Pressed further, McKee added, “It was not stock performance or business performance.”

He said the platform is in “very, very good shape.” In fact, “from the perspective of the board, we felt this is actually a good time to make a transition because of the current strength of the company,” McKee noted.

Lauralee Martin

Lauralee Martin

Martin, one of the highest-ranking women in commercial real estate and the chief executive of the Americas division at Jones Lang LaSalle, has served on the HCP board for five years. She was promoted at JLL in January, after serving about 11 years in other top roles, including CFO and COO. Martin previously served as executive vice president and CFO of Heller Financial Inc. and before that in the real estate division at General Electric Credit Corp.

“Lauralee is a very seasoned and effective leader. We had a wonderful chance to see her up close and personal for a number of years and noted her contributions and insight,” McKee said.

McKee praised her experience as a “team builder” and said she had a “collegial and inclusive style.”

He noted that the board did not conduct an external search. “It was readily apparent to us that sitting among us we had the right person. We checked virtually every box that we could come up with,” he said.

While not disputing Martin’s credentials, several analysts were concerned about the shakeup.

“We do not question that Ms. Martin ‘checks the required boxes’ and are impressed with her career, reputation and track record, but the risk of uncertainty to partners, lenders and investors in a sector and business that are so capital intensive could be cause for longer-term concern for shares,” Michael Bilerman and Emmanuel Korchman, Citi Research analysts, wrote in their report on Thursday.

Richard Anderson, an analyst with BMO Capital Markets, wrote that there could be “potential growing pains related to a new CEO inheriting a game plan orchestrated by someone else, in the face of a government shutdown (and simultaneous rollout of the Affordable Care Act).”

He noted that it seemed an “odd contradiction” to criticize and fire Flaherty for his leadership while at the same time saying the company was “in very strong condition with no financial issues or other lingering shoes to drop in the aftermath.”

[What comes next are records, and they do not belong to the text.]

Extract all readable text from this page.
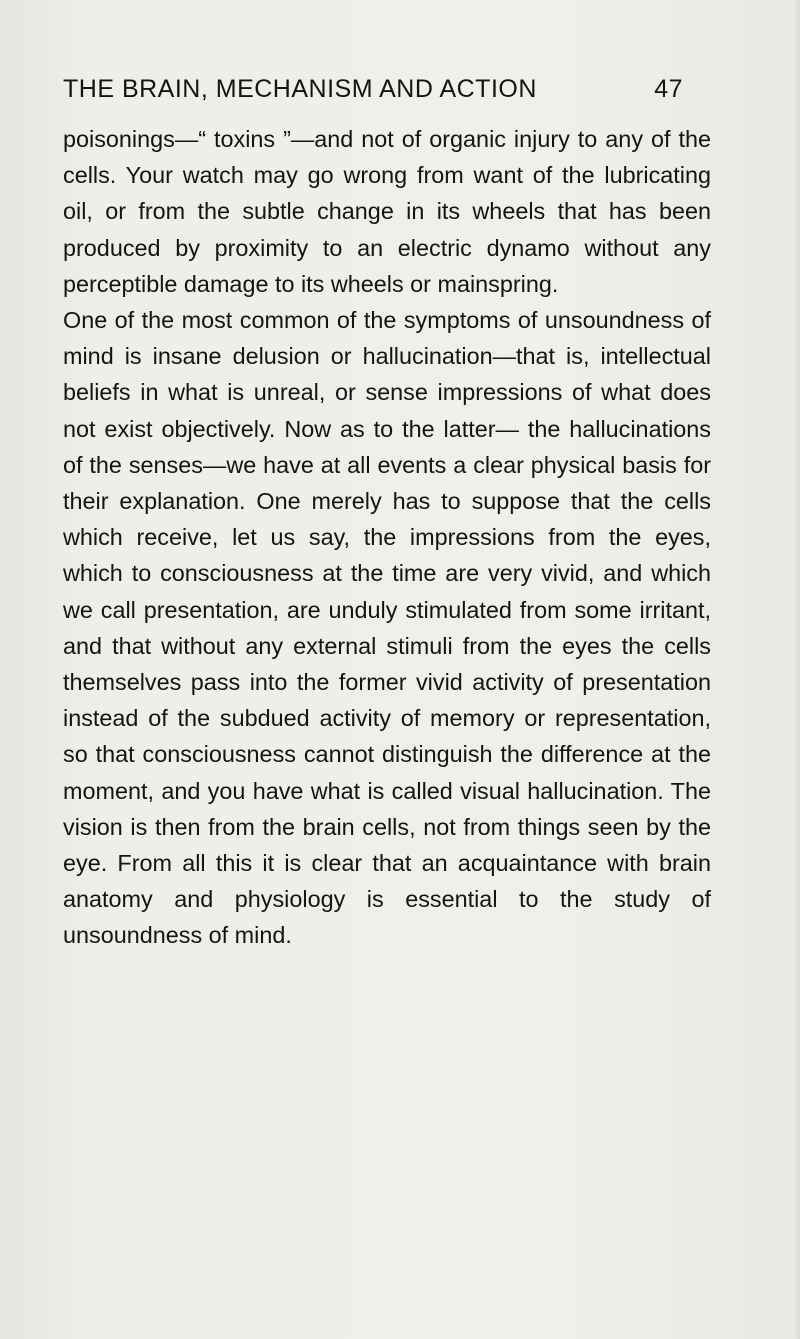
THE BRAIN, MECHANISM AND ACTION	47

poisonings—“ toxins ”—and not of organic injury to any of the cells. Your watch may go wrong from want of the lubricating oil, or from the subtle change in its wheels that has been produced by proximity to an electric dynamo without any perceptible damage to its wheels or mainspring.

One of the most common of the symptoms of unsoundness of mind is insane delusion or hallucination—that is, intellectual beliefs in what is unreal, or sense impressions of what does not exist objectively. Now as to the latter— the hallucinations of the senses—we have at all events a clear physical basis for their explanation. One merely has to suppose that the cells which receive, let us say, the impressions from the eyes, which to consciousness at the time are very vivid, and which we call presentation, are unduly stimulated from some irritant, and that without any external stimuli from the eyes the cells themselves pass into the former vivid activity of presentation instead of the subdued activity of memory or representation, so that consciousness cannot distinguish the difference at the moment, and you have what is called visual hallucination. The vision is then from the brain cells, not from things seen by the eye. From all this it is clear that an acquaintance with brain anatomy and physiology is essential to the study of unsoundness of mind.
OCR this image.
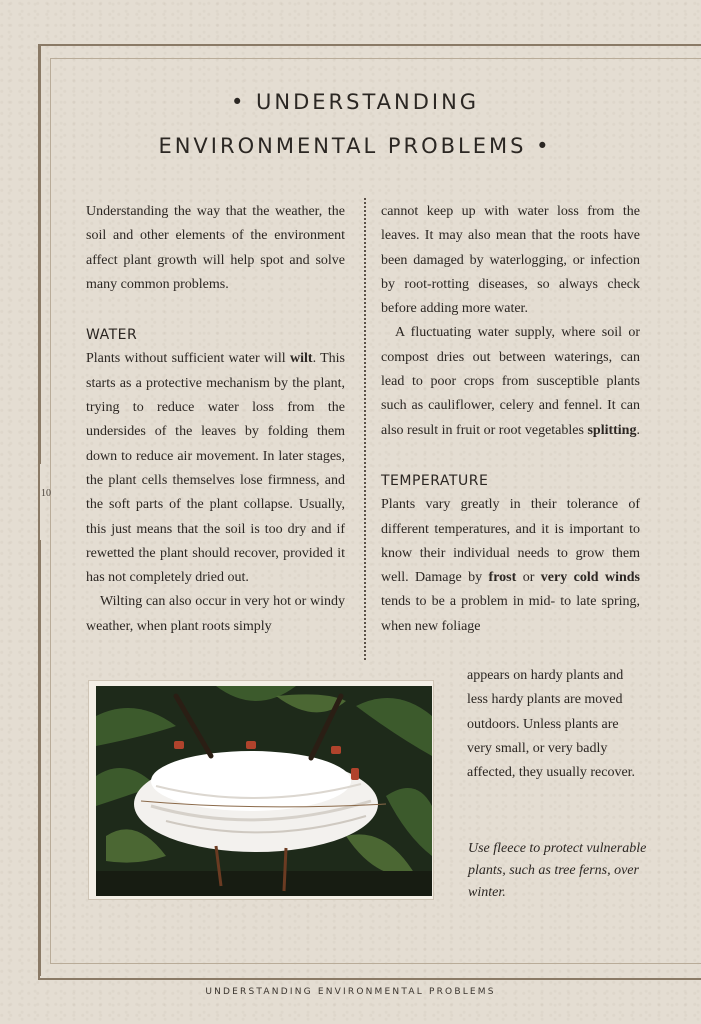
10
• UNDERSTANDING
ENVIRONMENTAL PROBLEMS •

Understanding the way that the weather, the soil and other elements of the environment affect plant growth will help spot and solve many common problems.

WATER

Plants without sufficient water will wilt. This starts as a protective mechanism by the plant, trying to reduce water loss from the undersides of the leaves by folding them down to reduce air movement. In later stages, the plant cells themselves lose firmness, and the soft parts of the plant collapse. Usually, this just means that the soil is too dry and if rewetted the plant should recover, provided it has not completely dried out.

Wilting can also occur in very hot or windy weather, when plant roots simply

cannot keep up with water loss from the leaves. It may also mean that the roots have been damaged by waterlogging, or infection by root-rotting diseases, so always check before adding more water.

A fluctuating water supply, where soil or compost dries out between waterings, can lead to poor crops from susceptible plants such as cauliflower, celery and fennel. It can also result in fruit or root vegetables splitting.

TEMPERATURE

Plants vary greatly in their tolerance of different temperatures, and it is important to know their individual needs to grow them well. Damage by frost or very cold winds tends to be a problem in mid- to late spring, when new foliage

appears on hardy plants and less hardy plants are moved outdoors. Unless plants are very small, or very badly affected, they usually recover.
Use fleece to protect vulnerable plants, such as tree ferns, over winter.
UNDERSTANDING ENVIRONMENTAL PROBLEMS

Martin was not available for comment, but during the conference call said she planned to continue HCP’s 5×5 business matrix that includes five ways to create, develop or manage its five asset classes: seniors housing, post-acute skilled nursing, life sciences, medical offices and hospitals. As of June 30, HCP had $21.8 billion in assets under management, with the majority in seniors housing and post-acute skilled nursing facilities.

“It would be premature of me to say there would be any change at this time,” Martin said. “You want two things: You want consistent dividends and you want growth. The 5×5 strategy can deliver that.”

Martin said in a press release and in response to analyst questions that she did expect to be dealing with international opportunities and issues. “This is a pivotal time of challenges, transitions and consolidation for the healthcare industry, both here and abroad, driven by inescapable demographics and changes in the new insurance legal framework,” Martin noted in the news release.